Con il sesto motivo si ripropongono sotto il profilo del vizio di motivazione le censure già proposte con il quinto motivo.

Il quinto motivo è fondato. In proposito, si deve premettere che, la Corte territoriale ha esattamente interpretato la portata del terzo comma dell’art. 2787 c.c., alla stregua della giurisprudenza di questa Corte, affermando che “affinché il credito garantito possa ritenersi sufficientemente indicato, non occorre che esso venga specificato, nella scrittura costitutiva di pegno, in tutti i suoi elementi oggettivi, bastando che la scrittura medesima contenga elementi idonei a consentirne l’identificazione (cfr., e plurimis, Cass. 12 luglio 1991, n. 7794)”. La Corte territoriale ha anche ricostruito, senza che sul punto siano state sollevate obiezioni, la portata della pattuizione nel senso che, come dalla stessa risultava testualmente, la garanzia reale era stata concessa “in relazione alla linea di credito di L. 210.000.000 utilizzabile per 10.000.000 Scop. di c/c e 200.000.000 Anticipo su effetti e/o ricevute scadenza Revoca”. In tale situazione, tuttavia, la sentenza impugnata è incorsa in una falsa applicazione dell’art. 2787, terzo comma, affermando che i suddetti elementi non consentivano l’individuazione del credito garantito.
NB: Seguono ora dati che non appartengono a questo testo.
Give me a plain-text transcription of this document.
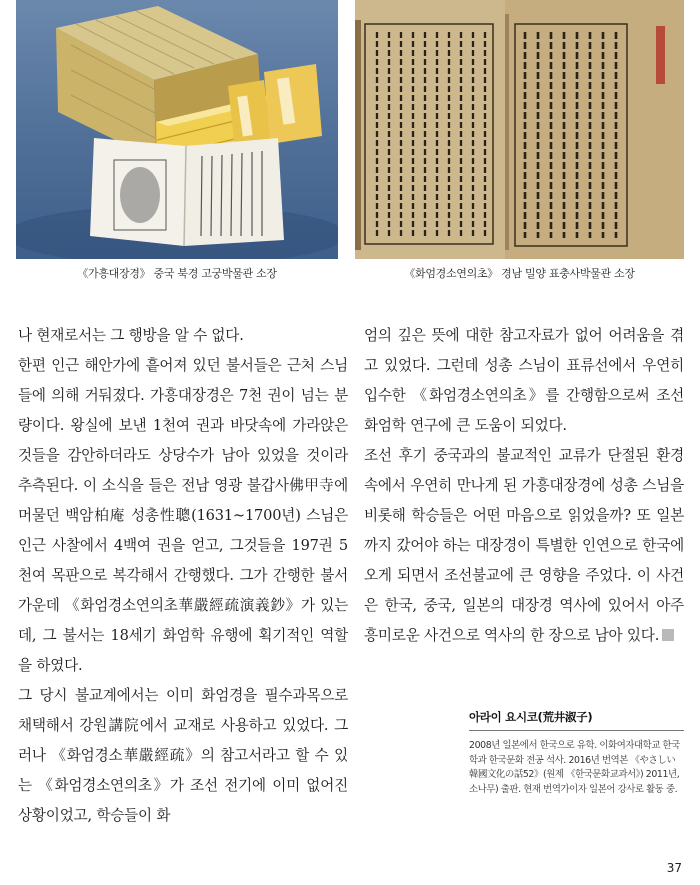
《가흥대장경》 중국 북경 고궁박물관 소장	《화엄경소연의초》 경남 밀양 표충사박물관 소장

나 현재로서는 그 행방을 알 수 없다.

한편 인근 해안가에 흩어져 있던 불서들은 근처 스님들에 의해 거둬졌다. 가흥대장경은 7천 권이 넘는 분량이다. 왕실에 보낸 1천여 권과 바닷속에 가라앉은 것들을 감안하더라도 상당수가 남아 있었을 것이라 추측된다. 이 소식을 들은 전남 영광 불갑사佛甲寺에 머물던 백암柏庵 성총性聰(1631~1700년) 스님은 인근 사찰에서 4백여 권을 얻고, 그것들을 197권 5천여 목판으로 복각해서 간행했다. 그가 간행한 불서 가운데 《화엄경소연의초華嚴經疏演義鈔》가 있는데, 그 불서는 18세기 화엄학 유행에 획기적인 역할을 하였다.

그 당시 불교계에서는 이미 화엄경을 필수과목으로 채택해서 강원講院에서 교재로 사용하고 있었다. 그러나 《화엄경소華嚴經疏》의 참고서라고 할 수 있는 《화엄경소연의초》가 조선 전기에 이미 없어진 상황이었고, 학승들이 화

엄의 깊은 뜻에 대한 참고자료가 없어 어려움을 겪고 있었다. 그런데 성총 스님이 표류선에서 우연히 입수한 《화엄경소연의초》를 간행함으로써 조선 화엄학 연구에 큰 도움이 되었다.

조선 후기 중국과의 불교적인 교류가 단절된 환경 속에서 우연히 만나게 된 가흥대장경에 성총 스님을 비롯해 학승들은 어떤 마음으로 읽었을까? 또 일본까지 갔어야 하는 대장경이 특별한 인연으로 한국에 오게 되면서 조선불교에 큰 영향을 주었다. 이 사건은 한국, 중국, 일본의 대장경 역사에 있어서 아주 흥미로운 사건으로 역사의 한 장으로 남아 있다.

아라이 요시코(荒井淑子)
2008년 일본에서 한국으로 유학. 이화여자대학교 한국학과 한국문화 전공 석사. 2016년 번역본 《やさしい韓國文化の話52》(원제 《한국문화교과서》) 2011년, 소나무) 출판. 현재 번역가이자 일본어 강사로 활동 중.
37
Il vizio di falsa applicazione di legge – che riguarda il momento in cui si applica la norma al caso concreto, dopo avere individuata ed esattamente interpretata la prima e dopo avere ricostruito esattamente il secondo nei suoi elementi di fatto – ricorre quando in relazione alla fattispecie concreta si traggono dalla norma conseguenze giuridiche che contraddicono la sua pur corretta interpretazione (cfr. Cass. 26 settembre 2005, n. 18782; Cass. 25 maggio 1987, n. 4698). Nella specie, il rapporto dal quale derivava il credito garantito era specificamente individuato a nulla rilevando l’omessa menzione del rapporto di conto corrente sul quale i risultati dell’apertura di credito erano destinati a confluire. Invero, la circostanza che le operazioni connesse ad un contratto di apertura di credito vengano eseguite in conto corrente non priva i due contratti della loro autonomia (Cass. 13 aprile 2006, n. 8711). Ne consegue che l’indicazione del credito complessivamente concesso e delle modalità (scoperto di conto corrente e anticipo su effetti e/o ricevute) nelle quali lo stesso poteva essere usufruito integravano gli estremi richiesti dall’art. 2787 cit..

Il sesto motivo resta assorbito.

P.Q.M.

accoglie il quinto motivo del ricorso e dichiara assorbito il sesto; rigetta gli altri motivi; cassa la sentenza impugnata e rinvia, anche per le spese del giudizio di cassazione, alla Corte di appello di Bologna in diversa composizione.